“I thought we got off to a really good start.”
When Joe Mazzulla said that after the Celtics' loss to the Phoenix Suns, it probably stood out as faux coach praise designed to deflect too much blame toward his team. But Mazzulla was actually right on the money.
The Celtics did start out well, at least on one end of the floor. In fact, the first quarter of this game gave Boston the same opportunities they got against the Brooklyn Nets. Except this time around, instead of aggressively pursuing those chances, the Celtics played passive.
Brooklyn missed 10 of their first 11 shots against the Celtics, leading to a 27-4 deficit. The Suns missed 9 of their first 11 shots against Boston and were only down 7-4.
Here’s the difference. After all those Brooklyn misses, Boston went dunk, layup, 3, putback, layup, 3, dunk, putback, 3, 3 to get to 27 points.
After Phoenix’s misses?
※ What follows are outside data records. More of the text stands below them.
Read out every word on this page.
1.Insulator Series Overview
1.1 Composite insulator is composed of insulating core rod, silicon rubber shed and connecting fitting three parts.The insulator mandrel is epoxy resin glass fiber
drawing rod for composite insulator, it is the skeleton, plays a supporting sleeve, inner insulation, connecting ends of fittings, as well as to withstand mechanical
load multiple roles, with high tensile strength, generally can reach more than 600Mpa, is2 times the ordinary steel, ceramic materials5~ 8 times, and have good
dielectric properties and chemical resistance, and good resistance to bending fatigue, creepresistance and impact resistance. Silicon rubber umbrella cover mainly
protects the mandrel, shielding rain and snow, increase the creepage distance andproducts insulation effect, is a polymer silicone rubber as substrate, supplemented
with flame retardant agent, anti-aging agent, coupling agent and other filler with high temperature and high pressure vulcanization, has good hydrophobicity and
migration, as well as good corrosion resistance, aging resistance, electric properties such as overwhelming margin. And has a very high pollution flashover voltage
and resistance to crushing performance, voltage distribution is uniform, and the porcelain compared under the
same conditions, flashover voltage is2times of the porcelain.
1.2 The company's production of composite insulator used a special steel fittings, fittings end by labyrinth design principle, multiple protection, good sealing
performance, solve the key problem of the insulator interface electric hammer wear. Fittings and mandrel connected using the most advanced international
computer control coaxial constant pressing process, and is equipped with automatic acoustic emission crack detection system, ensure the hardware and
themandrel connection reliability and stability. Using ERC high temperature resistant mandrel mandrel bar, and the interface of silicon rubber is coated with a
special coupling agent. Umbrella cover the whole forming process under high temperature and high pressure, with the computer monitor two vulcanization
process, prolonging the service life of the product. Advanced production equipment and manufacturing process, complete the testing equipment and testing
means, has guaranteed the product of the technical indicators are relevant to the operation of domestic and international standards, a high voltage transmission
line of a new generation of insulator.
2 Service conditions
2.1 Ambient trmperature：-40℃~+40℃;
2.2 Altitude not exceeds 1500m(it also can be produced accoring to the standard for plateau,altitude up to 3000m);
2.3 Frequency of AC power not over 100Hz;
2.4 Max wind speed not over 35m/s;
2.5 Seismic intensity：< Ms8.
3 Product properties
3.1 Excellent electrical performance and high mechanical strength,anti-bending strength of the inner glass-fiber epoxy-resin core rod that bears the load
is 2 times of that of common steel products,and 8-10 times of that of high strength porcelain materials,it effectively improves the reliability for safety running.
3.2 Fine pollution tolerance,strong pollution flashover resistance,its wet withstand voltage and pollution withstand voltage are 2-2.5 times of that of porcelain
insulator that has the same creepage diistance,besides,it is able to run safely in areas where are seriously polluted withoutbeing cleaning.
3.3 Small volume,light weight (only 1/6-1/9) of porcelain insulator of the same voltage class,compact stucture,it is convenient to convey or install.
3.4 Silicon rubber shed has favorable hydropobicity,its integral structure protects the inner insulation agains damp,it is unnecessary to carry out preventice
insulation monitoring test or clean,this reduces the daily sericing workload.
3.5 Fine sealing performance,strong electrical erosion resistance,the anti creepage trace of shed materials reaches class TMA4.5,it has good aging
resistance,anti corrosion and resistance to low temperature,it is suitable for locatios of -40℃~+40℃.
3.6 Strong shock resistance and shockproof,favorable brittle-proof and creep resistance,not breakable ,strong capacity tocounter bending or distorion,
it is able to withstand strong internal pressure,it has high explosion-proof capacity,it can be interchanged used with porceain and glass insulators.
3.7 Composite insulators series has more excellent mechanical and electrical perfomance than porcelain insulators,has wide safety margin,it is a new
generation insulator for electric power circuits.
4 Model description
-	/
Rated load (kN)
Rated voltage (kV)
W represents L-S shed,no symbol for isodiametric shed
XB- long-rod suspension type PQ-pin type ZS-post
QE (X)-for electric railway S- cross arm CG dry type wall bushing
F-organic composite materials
Missed 3, missed 3, missed 3, missed 3, missed layup, made mid-range jumper, missed midrange jumper, missed layup.
In one game they were aggressive, in the other they settled for 3-pointers. The difference between the two games was a two before the seven, and when you miss opportunities like that early in a game, it’s hard to get them back later.
“We didn't shoot the ball well tonight,” Mazzula said. “We missed some good shots. And then once we missed them and had empty possessions and got down, it kind of put some pressure on our offense and then we just didn't do a great job of executing.”
This, like a lot of other games we’ve seen recently, smacked of a ‘we just proved our point two nights ago, so we’re just going to chill in this one.’ Of course, it’s a little different because of the personnel on the floor and the way Phoenix played defensively. The Celtics tend to struggle against switches backed up by a rim protector, and the perimeter defenders the Suns threw at Boston were miles better than Brooklyn’s.
Still, the Celtics didn’t do the hard work necessary to break that down, choosing instead to fire over the top of the defense rather than get into the heart of it and break it down. There weren’t really any post-ups to get any paint touches. There weren’t any real cuts, not even the sacrificial cuts from one side of the floor to the other to open up driving lanes for teammates. The few times they actually managed an attack and a cut, this happened:
“We’ve got to be able to get up for games, and come out and match up with a team’s energy, and tonight, we just didn’t have it,” Jaylen Brown said. “We played well in stretches, but we just played way too slow. They got way more shots than us, and they dictated the game. I think we could have ran a lot more, played a little bit faster, got some more shots, but that didn’t happen tonight.”
It’s actually amazing that the Celtics were able to still find themselves within striking distance late in the game. They had the Suns lead down to six a couple of times in the fourth, but by then the Basketball Gods had determined that Boston didn’t deserve to win the game. At 96-90, Al Horford missed a 3, Dario Saric made one, Brown missed one, and DeAndre Ayton put back a Chris Paul miss and it was suddenly an 11-point game.
That was the story of the night for Boston: Slack, get punished for it, work really hard to come back, miss, and watch the Suns whip off a big run. It didn’t matter that they were missing four key guys, including Devin Booker.
“You got a team that gets confidence like that and then it's tough to slow them down,” Horford said. “At the end of the day, they're professionals and … we need to do a better job with that. Despite who's on that other side, there's a certain level that we need to play with.
Horford admitted that it was “fair to say” there was a mental letdown after demolishing the Nets Wednesday night. Those are going to happen, but sometimes it’d be nice if it wasn’t so blatant. It’d be nice to show that, after seeing how hard work paid off in fourth quarter rest against Brooklyn, that they would want that same reward this time around.
Nope.
“Every game has its own story,” Brown said. “We just didn’t get enough tonight, and we just got to be better going forward. We gotta find ways. As a leader, I gotta find ways to help get my team going. Spark a little bit. The spark wasn’t there, and Phoenix seemed like they wanted it more than us, and they came out and won. It just seemed like we was going through the motions. And when that happens, everything becomes more pressure. We should just be playing, flying around, but we took our foot off the gas.”